Искры летели и падали, медленно, плавно. И Кора шмыгнула носом, жалея, что ее жизнь не текла так же, а мельтешила, как летние тени от листьев. Видно, права старая Берита – про ее глупость. Но откуда взять ум, если жизнь – мельк, и пролетела…
Стала бережно заворачивать шар в тряпку. Закутывала круглое, с которого края тряпки сползали, не хотели держаться. И остановилась.
– А… – сказала себе, думая пришедшую мысль. И уже молча, обхватив пальцами сверток, додумала остальное. Зачем у себя держать? Можно же сторговаться с Онной, потихоньку. – Пусть Онна глянет, какие есть у Коры Вещи. Пусть одну возьмет, и отдаст Оннали за ее сынка. Шар не отдаст, нет. Он только ей, Коре, в утешение. Но есть еще две Вещи.
Прозвучал в голове голос Бериты. Что она там говорила – нельзя показывать, можно только хранить и смотреть.
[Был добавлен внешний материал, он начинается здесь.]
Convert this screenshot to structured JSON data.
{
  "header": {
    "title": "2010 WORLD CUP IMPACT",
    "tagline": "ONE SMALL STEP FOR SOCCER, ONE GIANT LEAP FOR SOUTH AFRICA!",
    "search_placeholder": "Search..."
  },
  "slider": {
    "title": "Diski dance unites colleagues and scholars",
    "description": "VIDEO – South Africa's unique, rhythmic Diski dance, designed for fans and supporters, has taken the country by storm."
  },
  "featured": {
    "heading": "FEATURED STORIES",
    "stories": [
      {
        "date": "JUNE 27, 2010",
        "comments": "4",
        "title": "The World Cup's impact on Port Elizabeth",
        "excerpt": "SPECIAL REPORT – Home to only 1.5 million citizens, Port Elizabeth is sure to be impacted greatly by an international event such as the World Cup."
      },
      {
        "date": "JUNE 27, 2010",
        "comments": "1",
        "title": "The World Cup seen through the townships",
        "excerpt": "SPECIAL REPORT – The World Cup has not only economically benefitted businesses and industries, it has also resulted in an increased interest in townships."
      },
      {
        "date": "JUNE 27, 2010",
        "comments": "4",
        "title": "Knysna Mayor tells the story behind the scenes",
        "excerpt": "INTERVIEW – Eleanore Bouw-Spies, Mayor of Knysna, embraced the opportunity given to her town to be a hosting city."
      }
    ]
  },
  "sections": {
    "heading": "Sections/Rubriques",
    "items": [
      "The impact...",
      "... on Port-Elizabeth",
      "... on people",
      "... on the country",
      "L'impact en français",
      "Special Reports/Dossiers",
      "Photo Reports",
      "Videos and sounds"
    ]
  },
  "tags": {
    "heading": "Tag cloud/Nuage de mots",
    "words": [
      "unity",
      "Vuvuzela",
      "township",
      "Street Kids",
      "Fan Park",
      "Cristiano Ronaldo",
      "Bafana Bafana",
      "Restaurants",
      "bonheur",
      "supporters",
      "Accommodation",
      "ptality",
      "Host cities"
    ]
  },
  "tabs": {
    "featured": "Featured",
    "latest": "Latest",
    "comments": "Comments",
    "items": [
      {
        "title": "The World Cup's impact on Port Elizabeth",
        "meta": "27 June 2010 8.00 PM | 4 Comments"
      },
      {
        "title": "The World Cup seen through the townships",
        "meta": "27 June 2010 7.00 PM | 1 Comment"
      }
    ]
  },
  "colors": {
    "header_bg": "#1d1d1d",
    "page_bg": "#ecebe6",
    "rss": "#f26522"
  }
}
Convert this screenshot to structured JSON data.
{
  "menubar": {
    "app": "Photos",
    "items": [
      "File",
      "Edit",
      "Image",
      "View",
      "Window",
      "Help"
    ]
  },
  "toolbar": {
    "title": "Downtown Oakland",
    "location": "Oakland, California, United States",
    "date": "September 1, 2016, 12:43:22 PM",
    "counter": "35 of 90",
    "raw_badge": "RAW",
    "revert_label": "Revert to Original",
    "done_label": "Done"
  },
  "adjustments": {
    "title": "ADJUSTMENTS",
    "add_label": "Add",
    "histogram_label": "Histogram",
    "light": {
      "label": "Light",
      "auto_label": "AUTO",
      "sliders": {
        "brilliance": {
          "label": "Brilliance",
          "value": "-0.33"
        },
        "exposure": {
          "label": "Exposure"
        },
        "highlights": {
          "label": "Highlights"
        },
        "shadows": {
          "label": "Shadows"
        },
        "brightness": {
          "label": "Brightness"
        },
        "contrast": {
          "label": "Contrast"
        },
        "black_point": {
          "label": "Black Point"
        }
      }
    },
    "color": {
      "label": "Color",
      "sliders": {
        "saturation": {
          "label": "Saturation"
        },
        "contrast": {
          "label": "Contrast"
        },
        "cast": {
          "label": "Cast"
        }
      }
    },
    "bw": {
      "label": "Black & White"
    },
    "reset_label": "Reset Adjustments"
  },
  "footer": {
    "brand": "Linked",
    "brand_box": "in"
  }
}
Мало ли. Берита одна живет. Нет у ней настоящих деток, даже муж у нее – дерево. Когда-то была Берита красавицей. Высокая и сильная. Но боги дали ей ненужный ум, не отсюда. И ум увел ее в лес, далеко, куда и мужчина не каждый ходит. Сама ушла, сама вернулась. Но ушла девой, с волосами до колен, с грудью, в которую только бы молока для вновь рожденных. А вернулась…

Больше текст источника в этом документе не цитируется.